Desde el umbral, comenzó su inspección:
—María, cariño, los tapices están decolorados… Y este perchero, Javier, ¿no podrías ajustar los tornillos?
Él se encerró en el baño sin decir palabra.
En la primera semana, su madre movió todos los muebles, dejó la cocina reluciente, reorganizó la vajilla y… llegó a los papeles de Javier.
—¡Doña Carmen! —levantó la voz al no encontrar su carpeta—. ¿Dónde están mis documentos?
—Los tiré —respondió ella sin mala intención—. Estaban hechos un desastre. Ahora están nuevos y en orden alfabético.
Javier se marchó sin más, cerrando la puerta de un portazo.
María intentó concentrarse en el trabajo, pero su mente volvía siempre a casa. Su madre, inflexible; su marido, terco… Y ella, en medio.
Al salir, fue directa a casa. Al encontrarla vacía, sintió un pinchazo de miedo. Hasta que oyó las voces en el garaje.
Y allí estaba, contemplando incrédula a esos dos, que por la mañana se llevaban a matar y ahora hablaban de barnices y tintes, riendo como viejos amigos.
—¿Mamá? —llamó dubitativa.
—¡Ah, has llegado! —Carmen brillaba de entusiasmo—. Mira qué manos tiene Javier, ¡son de oro! Y yo quejándome como una tiquismiquis…
Sacó del banco de trabajo un plato de tortillas de patatas:
—Aquí tienes. Vine a hacer las paces y… ¡sorpresa!
—¡No te imaginas! —saltó Javier—. ¡Tu madre sabe un montón de muebles antiguos! Yo me rompía la cabeza con el marco, y ella dijo: «Añádele aceite de linaza», ¡y zas! ¡Quedó perfecto!

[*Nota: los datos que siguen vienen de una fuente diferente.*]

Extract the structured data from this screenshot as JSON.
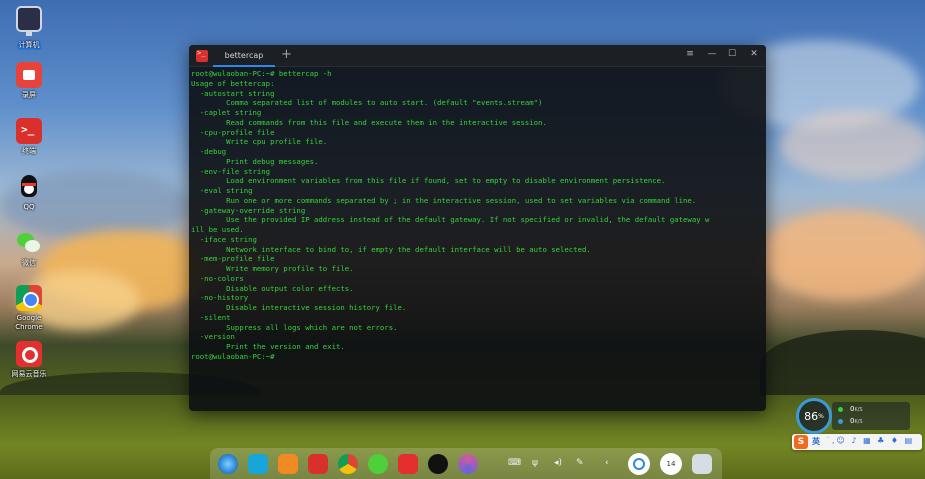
{
  "desktop": {
    "icons": [
      {
        "label": "计算机"
      },
      {
        "label": "录屏"
      },
      {
        "label": "终端"
      },
      {
        "label": "QQ"
      },
      {
        "label": "微信"
      },
      {
        "label": "Google Chrome"
      },
      {
        "label": "网易云音乐"
      }
    ]
  },
  "terminal": {
    "tab_title": "bettercap",
    "new_tab_glyph": "+",
    "menu_glyph": "≡",
    "minimize_glyph": "—",
    "maximize_glyph": "☐",
    "close_glyph": "✕",
    "lines": [
      "root@wulaoban-PC:~# bettercap -h",
      "Usage of bettercap:",
      "  -autostart string",
      "        Comma separated list of modules to auto start. (default \"events.stream\")",
      "  -caplet string",
      "        Read commands from this file and execute them in the interactive session.",
      "  -cpu-profile file",
      "        Write cpu profile file.",
      "  -debug",
      "        Print debug messages.",
      "  -env-file string",
      "        Load environment variables from this file if found, set to empty to disable environment persistence.",
      "  -eval string",
      "        Run one or more commands separated by ; in the interactive session, used to set variables via command line.",
      "  -gateway-override string",
      "        Use the provided IP address instead of the default gateway. If not specified or invalid, the default gateway w",
      "ill be used.",
      "  -iface string",
      "        Network interface to bind to, if empty the default interface will be auto selected.",
      "  -mem-profile file",
      "        Write memory profile to file.",
      "  -no-colors",
      "        Disable output color effects.",
      "  -no-history",
      "        Disable interactive session history file.",
      "  -silent",
      "        Suppress all logs which are not errors.",
      "  -version",
      "        Print the version and exit.",
      "root@wulaoban-PC:~#"
    ]
  },
  "dock": {
    "tray_icons": [
      "⌨",
      "ψ",
      "◂)",
      "✎",
      "‹"
    ],
    "clock_label": "14"
  },
  "speed_widget": {
    "percent": "86",
    "percent_unit": "%",
    "upload": "0",
    "upload_unit": "K/S",
    "download": "0",
    "download_unit": "K/S"
  },
  "ime": {
    "logo": "S",
    "lang": "英",
    "tools": "˙,☺ ♪ ▦ ♣ ♦ ▤"
  },
  "colors": {
    "terminal_text": "#36d33a",
    "tab_accent": "#2f87e8"
  }
}
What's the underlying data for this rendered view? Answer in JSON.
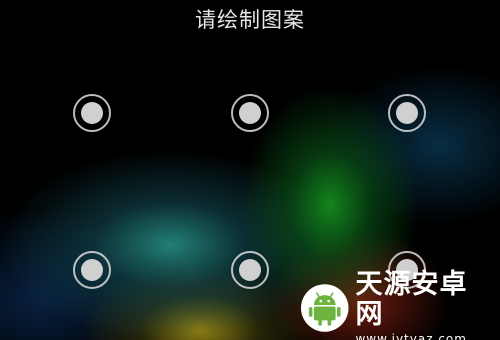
{
  "lock_screen": {
    "prompt": "请绘制图案",
    "pattern_grid": {
      "visible_dots": 6,
      "dot_color": "#d0d0d0",
      "ring_color": "#dcdcdc"
    }
  },
  "watermark": {
    "logo_icon": "android-robot-icon",
    "logo_color": "#6db33f",
    "site_name": "天源安卓网",
    "site_url": "www.jytyaz.com"
  }
}
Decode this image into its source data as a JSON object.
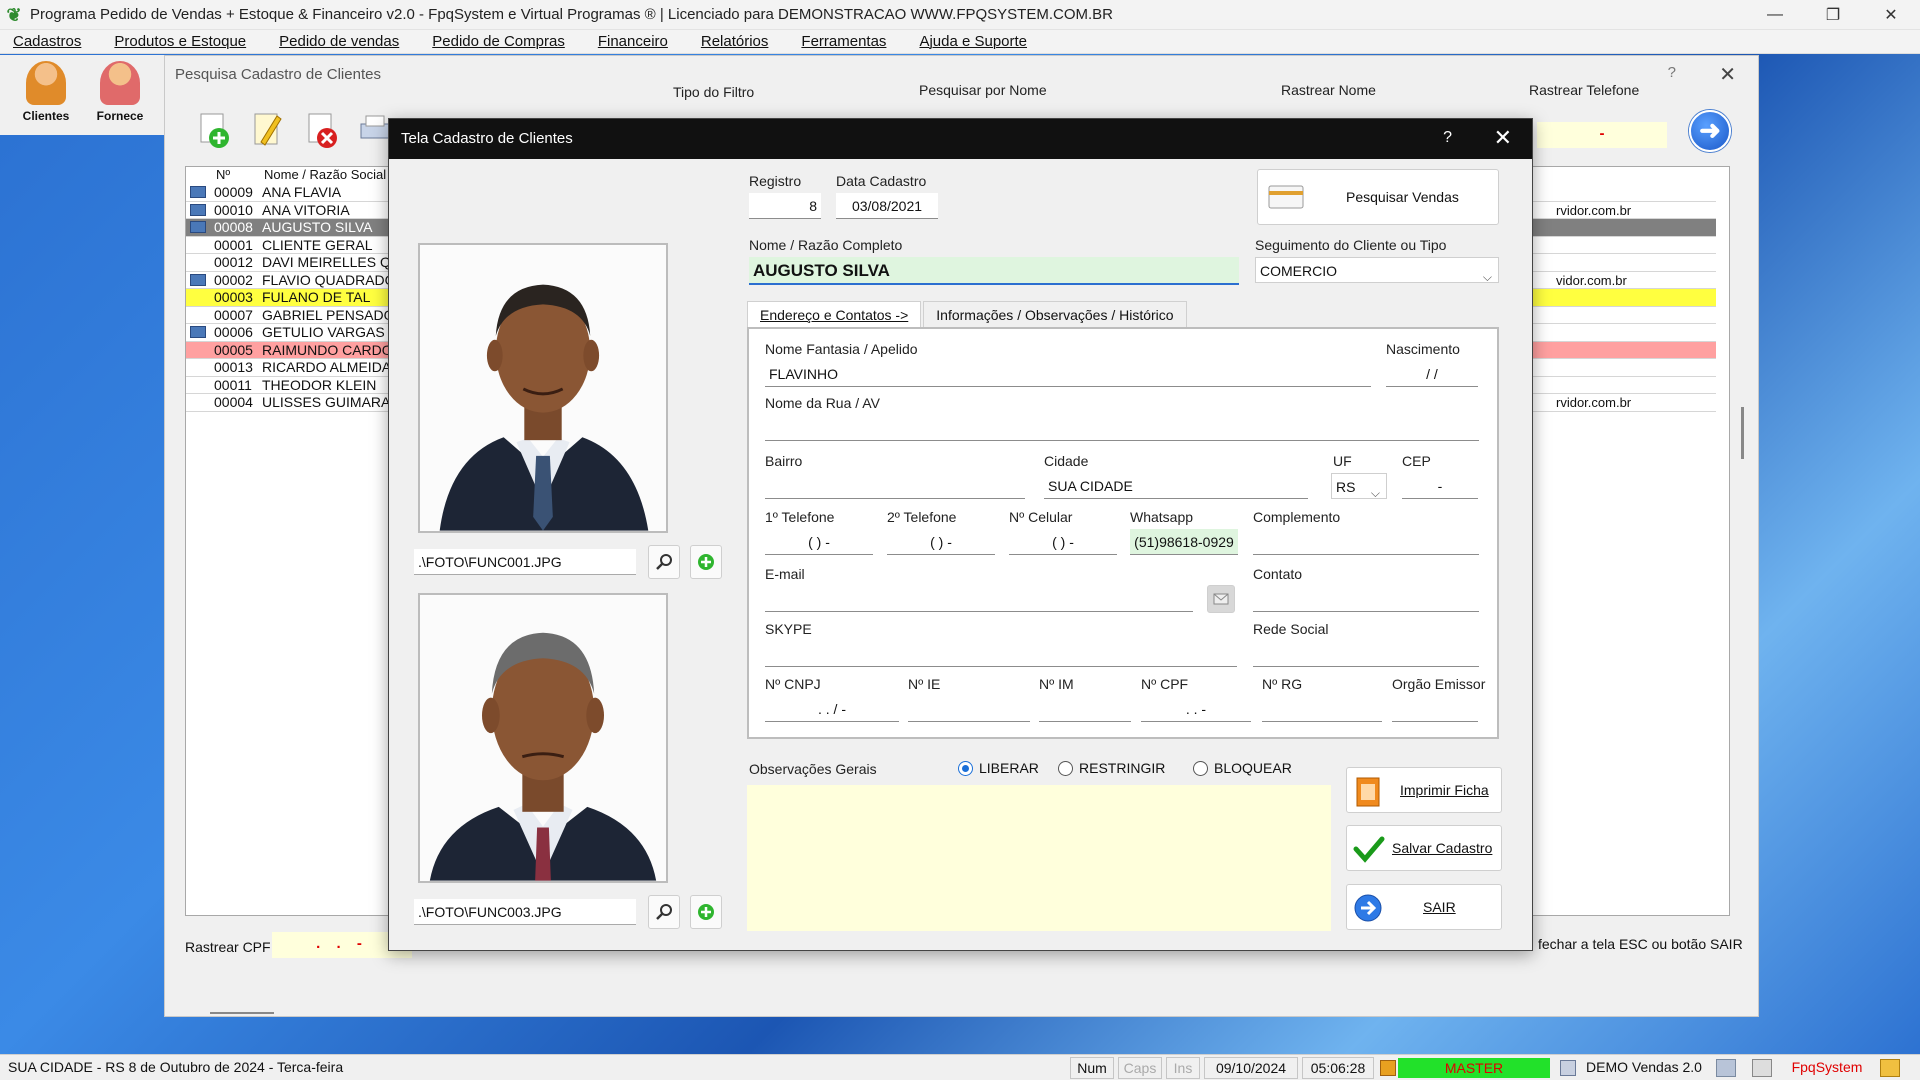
{
  "window": {
    "title": "Programa Pedido de Vendas + Estoque & Financeiro v2.0 - FpqSystem e Virtual Programas ® | Licenciado para  DEMONSTRACAO WWW.FPQSYSTEM.COM.BR"
  },
  "menu": [
    "Cadastros",
    "Produtos e Estoque",
    "Pedido de vendas",
    "Pedido de Compras",
    "Financeiro",
    "Relatórios",
    "Ferramentas",
    "Ajuda e Suporte"
  ],
  "sidebar": {
    "clientes": "Clientes",
    "fornece": "Fornece"
  },
  "pesquisa": {
    "title": "Pesquisa Cadastro de Clientes",
    "help": "?",
    "tipo_filtro": "Tipo do Filtro",
    "pesquisar_nome": "Pesquisar por Nome",
    "rastrear_nome": "Rastrear Nome",
    "rastrear_telefone": "Rastrear Telefone",
    "telefone_value": "-",
    "headers": {
      "num": "Nº",
      "nome": "Nome / Razão Social"
    },
    "rows": [
      {
        "num": "00009",
        "nome": "ANA FLAVIA",
        "email": "",
        "icon": true,
        "state": "normal"
      },
      {
        "num": "00010",
        "nome": "ANA VITORIA",
        "email": "rvidor.com.br",
        "icon": true,
        "state": "normal"
      },
      {
        "num": "00008",
        "nome": "AUGUSTO SILVA",
        "email": "",
        "icon": true,
        "state": "selected"
      },
      {
        "num": "00001",
        "nome": "CLIENTE GERAL",
        "email": "",
        "icon": false,
        "state": "normal"
      },
      {
        "num": "00012",
        "nome": "DAVI MEIRELLES QU",
        "email": "",
        "icon": false,
        "state": "normal"
      },
      {
        "num": "00002",
        "nome": "FLAVIO QUADRADO",
        "email": "vidor.com.br",
        "icon": true,
        "state": "normal"
      },
      {
        "num": "00003",
        "nome": "FULANO DE TAL",
        "email": "",
        "icon": false,
        "state": "yellow"
      },
      {
        "num": "00007",
        "nome": "GABRIEL PENSADO",
        "email": "",
        "icon": false,
        "state": "normal"
      },
      {
        "num": "00006",
        "nome": "GETULIO VARGAS",
        "email": "",
        "icon": true,
        "state": "normal"
      },
      {
        "num": "00005",
        "nome": "RAIMUNDO CARDOS",
        "email": "",
        "icon": false,
        "state": "red"
      },
      {
        "num": "00013",
        "nome": "RICARDO ALMEIDA",
        "email": "",
        "icon": false,
        "state": "normal"
      },
      {
        "num": "00011",
        "nome": "THEODOR KLEIN",
        "email": "",
        "icon": false,
        "state": "normal"
      },
      {
        "num": "00004",
        "nome": "ULISSES GUIMARAE",
        "email": "rvidor.com.br",
        "icon": false,
        "state": "normal"
      }
    ],
    "rastrear_cpf_label": "Rastrear CPF",
    "rastrear_cpf_value": ". . -",
    "hint": "fechar a tela ESC ou botão SAIR"
  },
  "dialog": {
    "title": "Tela Cadastro de Clientes",
    "help": "?",
    "foto1_path": ".\\FOTO\\FUNC001.JPG",
    "foto2_path": ".\\FOTO\\FUNC003.JPG",
    "registro_label": "Registro",
    "registro_value": "8",
    "data_cadastro_label": "Data Cadastro",
    "data_cadastro_value": "03/08/2021",
    "pesquisar_vendas": "Pesquisar Vendas",
    "nome_label": "Nome / Razão Completo",
    "nome_value": "AUGUSTO SILVA",
    "seguimento_label": "Seguimento do Cliente ou Tipo",
    "seguimento_value": "COMERCIO",
    "tabs": [
      "Endereço e Contatos ->",
      "Informações / Observações / Histórico"
    ],
    "fields": {
      "fantasia_label": "Nome Fantasia / Apelido",
      "fantasia_value": "FLAVINHO",
      "nascimento_label": "Nascimento",
      "nascimento_value": "/ /",
      "rua_label": "Nome da Rua / AV",
      "rua_value": "",
      "bairro_label": "Bairro",
      "bairro_value": "",
      "cidade_label": "Cidade",
      "cidade_value": "SUA CIDADE",
      "uf_label": "UF",
      "uf_value": "RS",
      "cep_label": "CEP",
      "cep_value": "-",
      "tel1_label": "1º Telefone",
      "tel1_value": "( )  -",
      "tel2_label": "2º Telefone",
      "tel2_value": "( )  -",
      "celular_label": "Nº Celular",
      "celular_value": "( )  -",
      "whatsapp_label": "Whatsapp",
      "whatsapp_value": "(51)98618-0929",
      "complemento_label": "Complemento",
      "complemento_value": "",
      "email_label": "E-mail",
      "email_value": "",
      "contato_label": "Contato",
      "contato_value": "",
      "skype_label": "SKYPE",
      "skype_value": "",
      "rede_label": "Rede Social",
      "rede_value": "",
      "cnpj_label": "Nº CNPJ",
      "cnpj_value": ". .  /  -",
      "ie_label": "Nº IE",
      "ie_value": "",
      "im_label": "Nº IM",
      "im_value": "",
      "cpf_label": "Nº CPF",
      "cpf_value": ". .  -",
      "rg_label": "Nº RG",
      "rg_value": "",
      "orgao_label": "Orgão Emissor",
      "orgao_value": ""
    },
    "obs_label": "Observações Gerais",
    "radios": {
      "liberar": "LIBERAR",
      "restringir": "RESTRINGIR",
      "bloquear": "BLOQUEAR",
      "selected": "LIBERAR"
    },
    "buttons": {
      "imprimir": "Imprimir Ficha",
      "salvar": "Salvar Cadastro",
      "sair": "SAIR"
    }
  },
  "statusbar": {
    "location": "SUA CIDADE - RS  8 de Outubro de 2024 - Terca-feira",
    "num": "Num",
    "caps": "Caps",
    "ins": "Ins",
    "date": "09/10/2024",
    "time": "05:06:28",
    "master": "MASTER",
    "demo": "DEMO Vendas 2.0",
    "brand": "FpqSystem"
  },
  "colors": {
    "selected_row": "#808080",
    "yellow_row": "#ffff40",
    "red_row": "#ffa0a0",
    "yellow_field": "#ffffdc",
    "master_green": "#22e12a"
  }
}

—¿Mamá? —María la miró asombrada—. Pero si tú siempre trabajaste en una oficina de seguros…
—Era solo un hobby —dijo Carmen, quitándole importancia.
—¡Cómo! —Javier levantó una caja tallada—. ¡Mira el detalle de las vetas! Me habría costado una semana hacerlo así.
—¿Tienes más cosas así en el pueblo? —preguntó de pronto, entusiasmado.
—¡El trastero está hasta arriba! Baúles, cómodas, espejos… Venid este verano y veréis.
—¡Pues claro que iremos! —se volvió hacia su mujer—. María, ¿te imaginas lo que podríamos restaurar?
Carmen juntó las manos, emocionada:
—¿De verdad? ¿Vendréis?
—¡Sin falta!
Se sentaron en una mesita improvisada, cubierta con un mantel de plástico. Sobre ella, las tortillas, una tetera y un tarro de mermelada casera.
—Después del té, os enseñaré otro truco —guiñó Carmen—. Tengo una idea para el marco que os va a encantar.
María los observó, tan distintos y tan familiares. Y sintió un nudo en el pecho: a veces, la felicidad se esconde donde menos lo esperas. En un garaje viejo, entre olor a barniz y virutas, donde un yerno y una suegra encontraron por fin su lenguaje común.